Create a barplot with standard errors

  • m: list of means, showed as higher or lower bar columns
  • se: list of standard errors, showed as error bars attached to the columns
  • group_labels: list of labels for each bar
  • title: title of the barplot

legend <- get.legend(a.gplot)

Gets the legend from a ggplot, which can then be added as a separate plot to a grid.arrange. This is useful if you have many plots with the same legend.

Example:

f1 <- ggplot() + 
        all the details of the first figure +
        theme(legend.position = "none")
f2 <- ggplot() + 
        all the details of the second figure
legend <- get.legend(f2)
f2 <- f2 +
        theme(legend.position = "none")
grid.arrange(f1, f2, legend)

dataframe <- read_csv_with_labels(fileName)

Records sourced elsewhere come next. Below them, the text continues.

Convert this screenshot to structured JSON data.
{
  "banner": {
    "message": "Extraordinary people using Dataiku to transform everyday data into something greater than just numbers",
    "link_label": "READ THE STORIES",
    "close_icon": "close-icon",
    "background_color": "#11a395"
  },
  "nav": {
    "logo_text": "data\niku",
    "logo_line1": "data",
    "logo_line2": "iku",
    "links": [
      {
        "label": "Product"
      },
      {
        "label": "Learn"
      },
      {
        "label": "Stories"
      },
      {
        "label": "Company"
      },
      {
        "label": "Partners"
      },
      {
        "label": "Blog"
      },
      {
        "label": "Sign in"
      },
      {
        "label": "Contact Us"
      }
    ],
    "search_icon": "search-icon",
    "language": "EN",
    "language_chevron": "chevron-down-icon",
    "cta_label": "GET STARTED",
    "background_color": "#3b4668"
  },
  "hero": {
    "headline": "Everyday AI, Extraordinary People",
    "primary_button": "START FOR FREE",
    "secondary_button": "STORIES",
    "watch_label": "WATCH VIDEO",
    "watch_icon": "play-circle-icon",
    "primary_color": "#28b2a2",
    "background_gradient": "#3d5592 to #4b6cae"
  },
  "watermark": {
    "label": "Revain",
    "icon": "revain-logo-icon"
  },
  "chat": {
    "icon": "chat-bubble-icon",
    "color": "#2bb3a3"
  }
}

Reads a csv file with variable names on the first row and the variable labels on the second row.

x_corr <- cor.prob(x)

Creates a correlation matrix with p-values. Generates a table with all combinations of variables + a column with the correlation, and another column with the p-value.

Original source: Stephen Turner, https://gist.github.com/stephenturner/3492773

dataframe_list <- read_excel_allsheets(filename, tibble = FALSE)

Reads all sheets from Excel file into a list of dataframes. The names of each element in the list is the name of the Excel sheet. By default it creates list of dataframes, setting tibble to TRUE, creates list of tibbles.

Original source: https://stackoverflow.com/questions/12945687/read-all-worksheets-in-an-excel-workbook-into-an-r-list-with-data-frames

get_os()

Identifies your OS. Returns "win", "mac" or "unix".

excel(dataframe)

Opens dataframe in Excel (for Windows) or LibreOffice (for Linux). I'm not sure how to add Mac support. Solves the issue that large dataframes cannot be viewed in RStudio's with View(). In Windows, temp .csv file saved in temporary folder (somewhere in "C:\Users<YourName>\AppData\Local\Temp") In Linux, the temp file is saved in the home directory.

Original author: https://github.com/geneorama/geneorama/blob/master/R/wtf.R
This function is changed from the original to use fwrite instead of write.table. It works MUCH faster this way. And it is changed to work for Linux as well.